There are two impulses unique to the human psyche. The first is the resident notion that there must be a point to our existence – it is this impulse that holds at bay the dark abyss of meaninglessness that would swallow us up, otherwise. The second is the baseline assumption of a summum bonum (a highest good, an ultimate goal) – it is this impulse that places value on concepts like justice, truth, beauty and love. And it is the synthesis of these two impulses that give impetus to our conviction that life is worth living . . . even though we may be uncertain about the actual underpinning origin of these impulses.
Friedrich Nietzsche, the well-known atheist philosopher, famously declared that “God is dead and we have killed him” – the intent of this statement being commonly misunderstood. For Nietzsche, the non-existence of God was a given starting point, therefore his intent isn’t about a god who dies, but rather, a need for the death of a moral system predicated on the existence of God. Nietzsche observed that in nature the strong and powerful dominate the weak – making this the natural ordering principle of morality. So that at its core morality is best understood as a display of power – which was largely the morality of the Greco-Roman world that Jesus entered into . . . and forever changed.

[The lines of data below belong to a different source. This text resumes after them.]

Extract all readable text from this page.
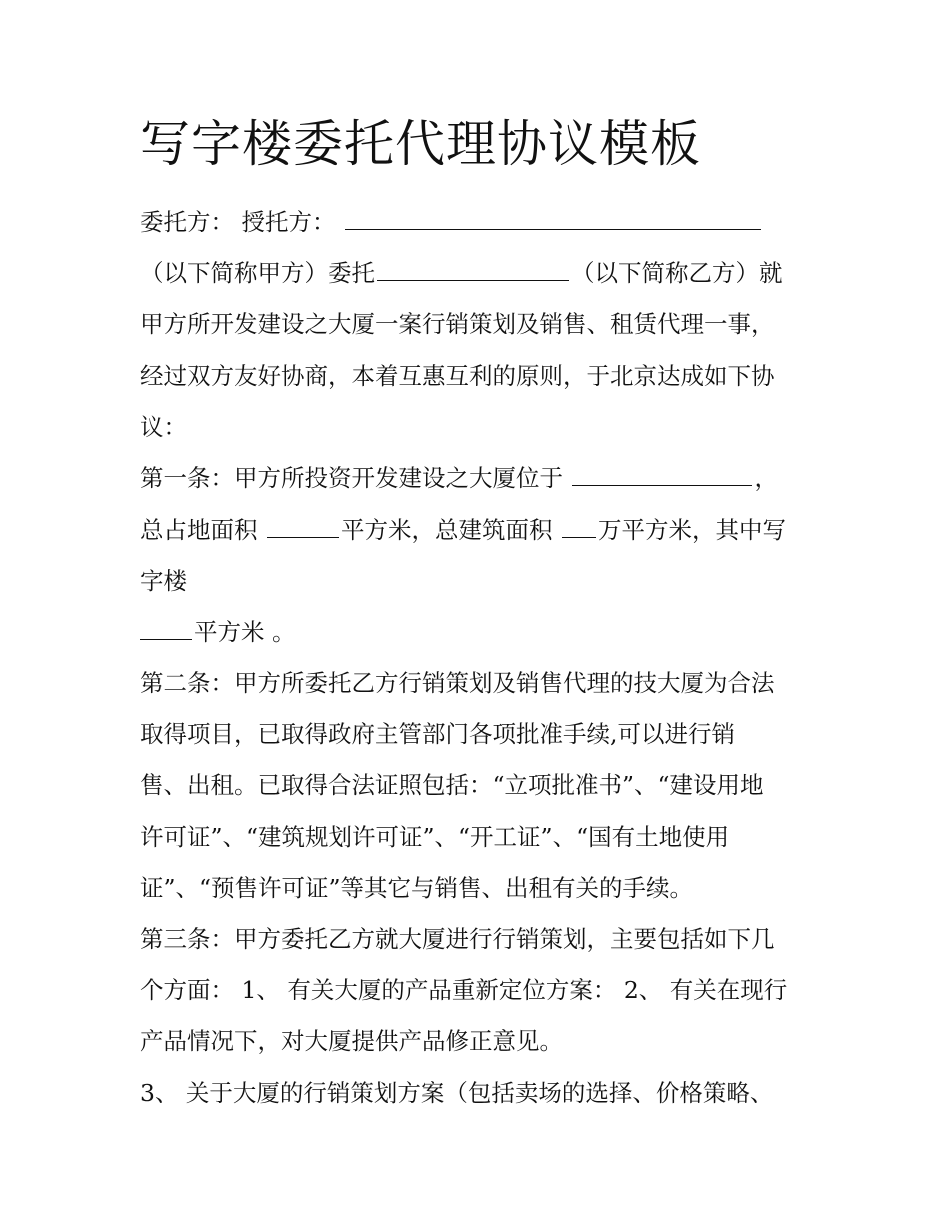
写字楼委托代理协议模板
委托方： 授托方：
（以下简称甲方）委托	（以下简称乙方）就
甲方所开发建设之大厦一案行销策划及销售、租赁代理一事，
经过双方友好协商，本着互惠互利的原则，于北京达成如下协
议：
第一条：甲方所投资开发建设之大厦位于	，
总占地面积	平方米，总建筑面积 万平方米，其中写
字楼
平方米 。
第二条：甲方所委托乙方行销策划及销售代理的技大厦为合法
取得项目，已取得政府主管部门各项批准手续,可以进行销
售、出租。已取得合法证照包括：“立项批准书”、“建设用地
许可证”、“建筑规划许可证”、“开工证”、“国有土地使用
证”、“预售许可证”等其它与销售、出租有关的手续。
第三条：甲方委托乙方就大厦进行行销策划，主要包括如下几
个方面： 1、 有关大厦的产品重新定位方案： 2、 有关在现行
产品情况下，对大厦提供产品修正意见。
3、 关于大厦的行销策划方案（包括卖场的选择、价格策略、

This is likely why Nietzsche self-described as the antichrist – not as an eschatological claim, but rather, as a measure of his commitment to undoing the legacy of the Jesus mythology with its moral premise of a self-emptying indiscriminate love that deems every person, regardless of cultural status, equally capable of sharing in this gift of God. Because to Nietzsche’s mind, such a moral premise invariably compromises the authority of the powerful – allowing the under evolved plebs to control the moral order of society . . . which would be tantamount to a devolution of man as a species. Because if the culturally elite aren’t given the carte blanche moral authority they deserve – humanity is doomed . . . sound familiar?
And this is where I completely surprise you by saying – Nietzsche has it completely right! In a godless world morality is nothing but a weapon of manipulation in the hands of the powerful, and pretending otherwise is just intellectual sophistry. Without God there is no real point to your life, and the ultimate goal is to seek power – everything else is an illusion. It could be said that Nietzsche understood the philosophical significance of God’s transcendence – in some ways better than many Christians, and most certainly better than all of the post-modernist philosophers who presuppose transcendent moral value, without bothering to sort out how transcendence could exist in a strictly materialist universe.

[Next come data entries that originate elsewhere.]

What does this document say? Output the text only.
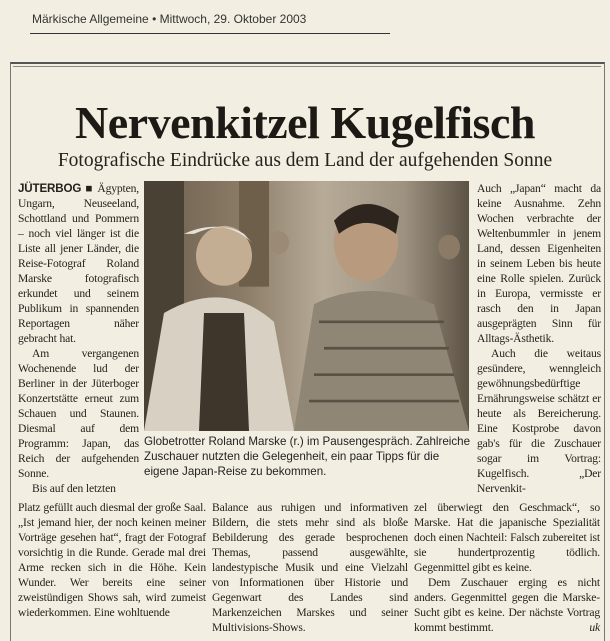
Märkische Allgemeine • Mittwoch, 29. Oktober 2003
Nervenkitzel Kugelfisch
Fotografische Eindrücke aus dem Land der aufgehenden Sonne

JÜTERBOG ■ Ägypten, Ungarn, Neuseeland, Schottland und Pommern – noch viel länger ist die Liste all jener Länder, die Reise-Fotograf Roland Marske fotografisch erkundet und seinem Publikum in spannenden Reportagen näher gebracht hat.

Am vergangenen Wochenende lud der Berliner in der Jüterboger Konzertstätte erneut zum Schauen und Staunen. Diesmal auf dem Programm: Japan, das Reich der aufgehenden Sonne.

Bis auf den letzten

Globetrotter Roland Marske (r.) im Pausengespräch. Zahlreiche Zuschauer nutzten die Gelegenheit, ein paar Tipps für die eigene Japan-Reise zu bekommen.

Auch „Japan“ macht da keine Ausnahme. Zehn Wochen verbrachte der Weltenbummler in jenem Land, dessen Eigenheiten in seinem Leben bis heute eine Rolle spielen. Zurück in Europa, vermisste er rasch den in Japan ausgeprägten Sinn für Alltags-Ästhetik.

Auch die weitaus gesündere, wenngleich gewöhnungsbedürftige Ernährungsweise schätzt er heute als Bereicherung. Eine Kostprobe davon gab's für die Zuschauer sogar im Vortrag: Kugelfisch. „Der Nervenkit-

Platz gefüllt auch diesmal der große Saal. „Ist jemand hier, der noch keinen meiner Vorträge gesehen hat“, fragt der Fotograf vorsichtig in die Runde. Gerade mal drei Arme recken sich in die Höhe. Kein Wunder. Wer bereits eine seiner zweistündigen Shows sah, wird zumeist wiederkommen. Eine wohltuende

Balance aus ruhigen und informativen Bildern, die stets mehr sind als bloße Bebilderung des gerade besprochenen Themas, passend ausgewählte, landestypische Musik und eine Vielzahl von Informationen über Historie und Gegenwart des Landes sind Markenzeichen Marskes und seiner Multivisions-Shows.

zel überwiegt den Geschmack“, so Marske. Hat die japanische Spezialität doch einen Nachteil: Falsch zubereitet ist sie hundertprozentig tödlich. Gegenmittel gibt es keine.

Dem Zuschauer erging es nicht anders. Gegenmittel gegen die Marske-Sucht gibt es keine. Der nächste Vortrag kommt bestimmt.	uk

This is the Nietzsche crucible – if God doesn’t exist, then the tyranny of the powerful becomes the moral standard. But because we are drawn to the idea that each of us is given an immeasurable value, which is the premise for imagining that we are all equal, each of us deserving of the dignity of our personhood, regardless of social status. Therefore when existential atheism pretends it can coopt this moral ethic regarding the value of all human life, while ignoring its transcendent premise . . . they only beg the question: From what premise should we base this moral ethic? Nietzsche would say — stop pretending to care about equality, if God is dead, the only premise is the materialist natural order of the strong passing moral judgement on the weak. So keep this in mind, when the godless attempt to sway you with their moral platitudes — it’s all just a power play for them . . . they have no real moral authority, they’re just pretending to have it.
. . . but we have something else waiting for us.